Schwere Wetter by Nygaard Hannes

Schwere Wetter by Nygaard Hannes

Autor:Nygaard, Hannes [Nygaard, Hannes]
Die sprache: deu
Format: epub
Tags: Krimi
ISBN: 9783863580681
Herausgeber: Emons
veröffentlicht: 0101-01-01T00:00:00+00:00


Obwohl das immer noch schlechte Wetter alles in ein trübes Grau kleidete und die wenigen Blätter, die sonst eine Ahnung des herbstlichen Farbfeuerwerks verbreiteten, eher trist an den Ästen hingen, empfand Lüder es immer wieder als reizvoll, über Land zu fahren, fernab der Autobahnen Gegenden zu durchstreifen, die der eilige Reisende nicht zu Gesicht bekommt. Er fühlte sich nahezu entspannt, als er den Naturpark Aukrug durchquerte. Er musste sogar ein wenig lächeln, als er an Begriffe wie »Hungriger Wolf« und »Langer Peter« dachte. »Hungriger Wolf« lautete der Name eines ehemaligen Militärflugplatzes nahe Itzehoe, während der »Lange Peter« eine Straße in der Kreisstadt war.

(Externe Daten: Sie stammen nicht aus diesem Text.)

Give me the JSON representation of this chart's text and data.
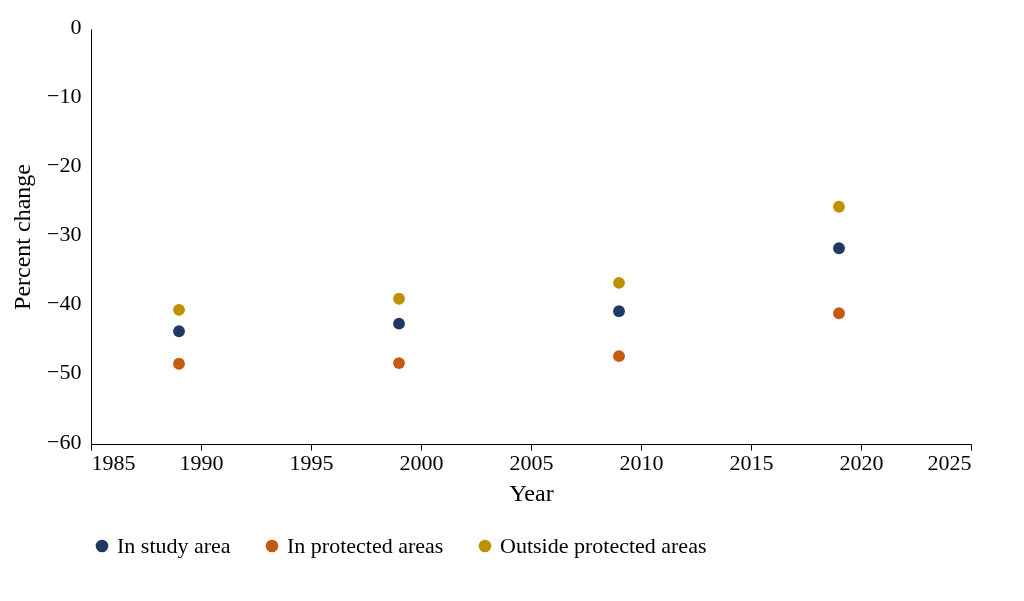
{
  "chart_data": {
    "type": "scatter",
    "xlabel": "Year",
    "ylabel": "Percent change",
    "x": [
      1989,
      1999,
      2009,
      2019
    ],
    "series": [
      {
        "name": "In study area",
        "color": "#203864",
        "values": [
          -43.7,
          -42.6,
          -40.8,
          -31.7
        ]
      },
      {
        "name": "In protected areas",
        "color": "#c55a11",
        "values": [
          -48.4,
          -48.3,
          -47.3,
          -41.1
        ]
      },
      {
        "name": "Outside protected areas",
        "color": "#bf9000",
        "values": [
          -40.6,
          -39.0,
          -36.7,
          -25.7
        ]
      }
    ],
    "xlim": [
      1985,
      2025
    ],
    "xticks": [
      1985,
      1990,
      1995,
      2000,
      2005,
      2010,
      2015,
      2020,
      2025
    ],
    "ylim": [
      -60,
      0
    ],
    "yticks": [
      0,
      -10,
      -20,
      -30,
      -40,
      -50,
      -60
    ],
    "grid": false,
    "legend": "bottom"
  }
}
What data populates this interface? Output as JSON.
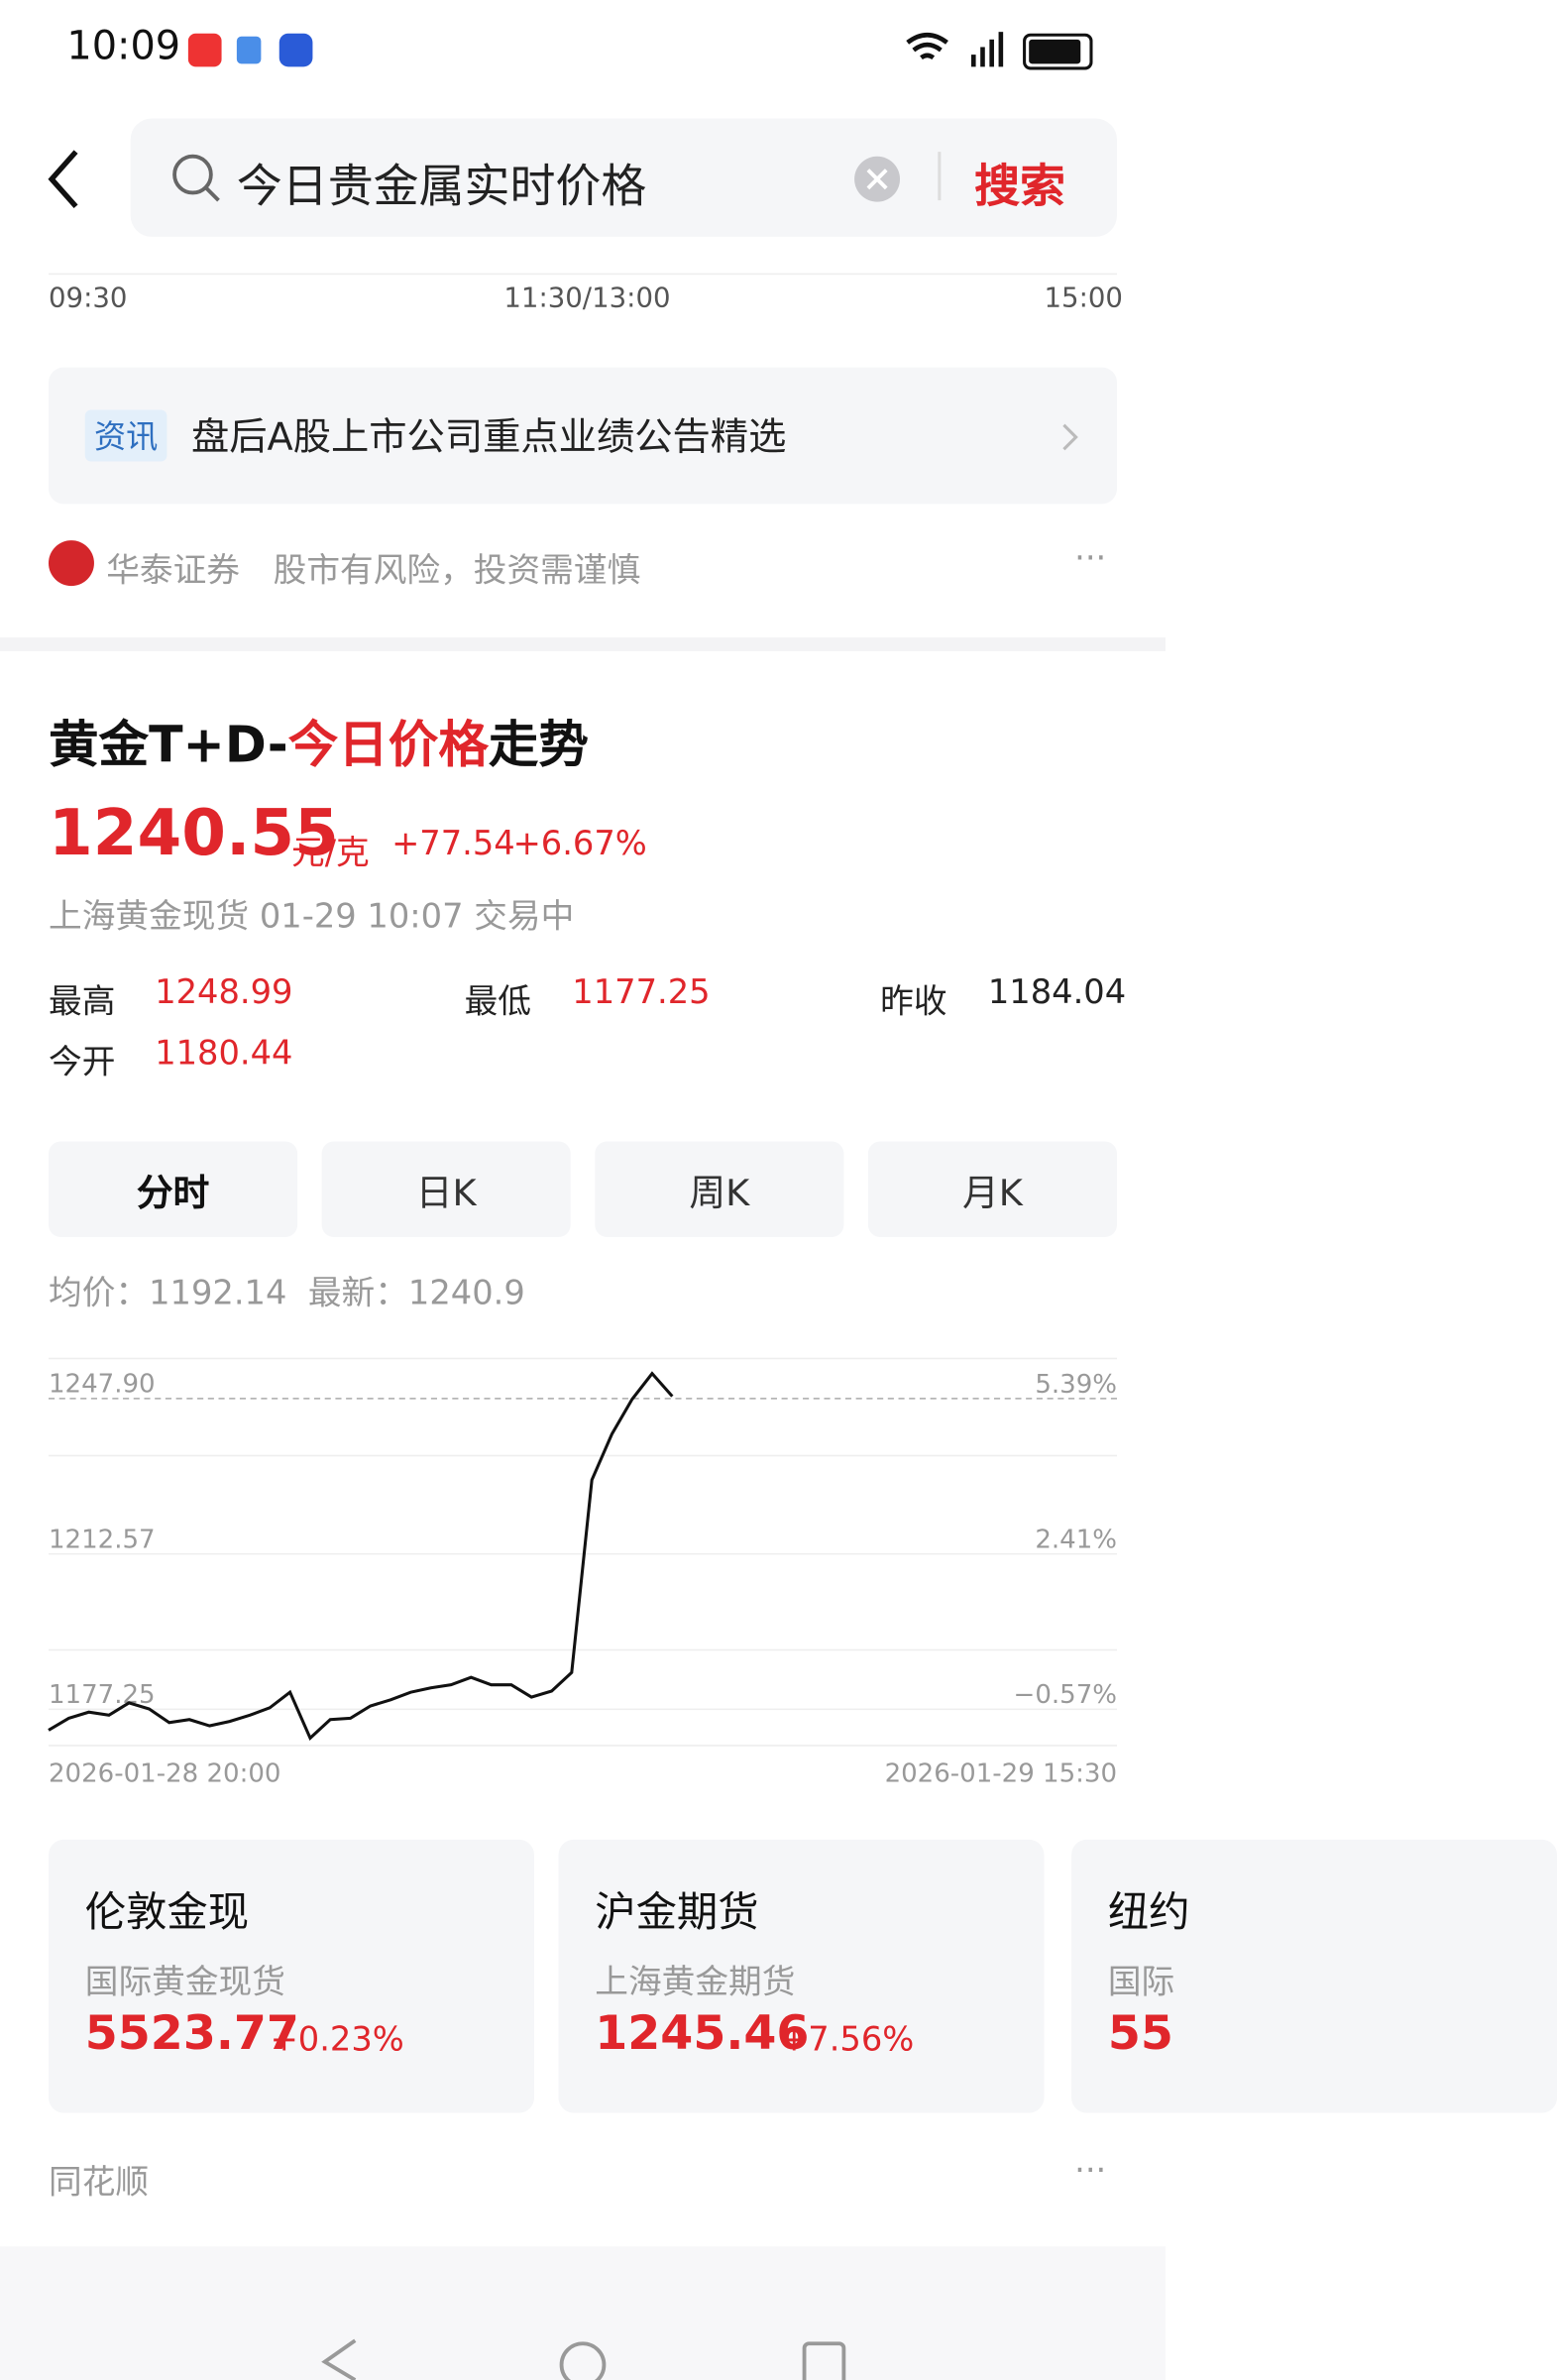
{
  "status_bar": {
    "time": "10:09"
  },
  "search": {
    "query": "今日贵金属实时价格",
    "button": "搜索"
  },
  "prev_chart": {
    "x_labels": [
      "09:30",
      "11:30/13:00",
      "15:00"
    ]
  },
  "news": {
    "tag": "资讯",
    "title": "盘后A股上市公司重点业绩公告精选"
  },
  "source1": {
    "name": "华泰证券",
    "note": "股市有风险，投资需谨慎"
  },
  "card": {
    "title_parts": [
      "黄金T+D-",
      "今日价格",
      "走势"
    ],
    "price": "1240.55",
    "unit": "元/克",
    "change": "+77.54",
    "change_pct": "+6.67%",
    "meta": "上海黄金现货 01-29 10:07 交易中",
    "stats": [
      {
        "label": "最高",
        "value": "1248.99"
      },
      {
        "label": "最低",
        "value": "1177.25"
      },
      {
        "label": "昨收",
        "value": "1184.04"
      },
      {
        "label": "今开",
        "value": "1180.44"
      }
    ],
    "tabs": [
      "分时",
      "日K",
      "周K",
      "月K"
    ],
    "avg": {
      "avg_label": "均价：",
      "avg_value": "1192.14",
      "last_label": "最新：",
      "last_value": "1240.9"
    }
  },
  "chart": {
    "type": "line",
    "color": "#111111",
    "values": [
      1172.5,
      1175.2,
      1176.6,
      1175.9,
      1178.7,
      1177.3,
      1174.2,
      1174.9,
      1173.5,
      1174.5,
      1175.9,
      1177.6,
      1181.1,
      1170.7,
      1174.9,
      1175.2,
      1178.0,
      1179.4,
      1181.1,
      1182.1,
      1182.8,
      1184.5,
      1182.8,
      1182.8,
      1180.0,
      1181.4,
      1185.6,
      1229.4,
      1239.8,
      1247.7,
      1253.6,
      1248.4
    ],
    "ylim": [
      1169,
      1257
    ],
    "yticks": [
      {
        "value": 1247.9,
        "label": "1247.90"
      },
      1212.57,
      1177.25
    ],
    "y2lim": [
      -1.27,
      6.16
    ],
    "y2ticks": [
      {
        "value": 5.39,
        "label": "5.39%"
      },
      {
        "value": 2.41,
        "label": "2.41%"
      },
      {
        "value": -0.57,
        "label": "−0.57%"
      }
    ],
    "x_labels": [
      "2026-01-28 20:00",
      "2026-01-29 15:30"
    ]
  },
  "related": [
    {
      "name": "伦敦金现",
      "sub": "国际黄金现货",
      "price": "5523.77",
      "change": "+0.23%"
    },
    {
      "name": "沪金期货",
      "sub": "上海黄金期货",
      "price": "1245.46",
      "change": "+7.56%"
    },
    {
      "name": "纽约",
      "sub": "国际",
      "price": "55",
      "change": ""
    }
  ],
  "source2": {
    "name": "同花顺"
  }
}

Nicht weit entfernt, in Kellinghusen, war Lüder groß geworden. Dort wohnten noch heute seine Eltern. Und wenn die jungen Leute damals »etwas erleben« und der Enge der überschaubaren Kleinstadt entfliehen wollten, dann fuhren sie nach Itzehoe.

Lüder umfuhr das Stadtzentrum und steuerte Richtung Norden. Er war nicht überrascht, dass man hier immer noch baute. Es waren zwar keine Arbeiter zu sehen, aber die Baustelle wurde von der »Verwaltung« sorgfältig gehegt und gepflegt. Angeblich hatte man das Vorhaben zurückstellen müssen, weil irgendjemand vergessen hatte, das Gewerk europaweit auszuschreiben. Das Bürokratiemonster streckte überall seine Fangarme aus. Nur in der neuen Cyberwelt lief vieles schneller, als man es sich vorstellen konnte. Damit kehrten seine Gedanken zu seinem Auftrag zurück.

Lüder fädelte sich auf die Autobahn Richtung Norden ein und verließ sie bereits an der nächsten Abfahrt Itzehoe Nord, an der ein Schild auf das »Innovationszentrum Krankenhaus« hinwies. Er wusste, dass damit zwei unterschiedliche Institutionen gemeint waren. Dennoch klang es missverständlich, als würde man auf ein experimentierfreudiges Hospital verweisen wollen.

Nur wenige Meter hinter der Abfahrt lag – mitten auf der grünen Wiese – das Fraunhofer-Institut für Siliziumtechnologie. Fast nebenan stand ein Neubau, der auf den ersten Blick futuristisch wirkte und nur aus verspiegeltem Glas zu bestehen schien. Das Haus wies eine merkwürdige, nicht symmetrische Form auf. Mit ein wenig Phantasie konnte man sich vorstellen, dass es einen Diamanten darstellen sollte. Ein interessanter Vergleich, dachte Lüder, schien das IT-Business doch eine wahre Goldgrube zu sein.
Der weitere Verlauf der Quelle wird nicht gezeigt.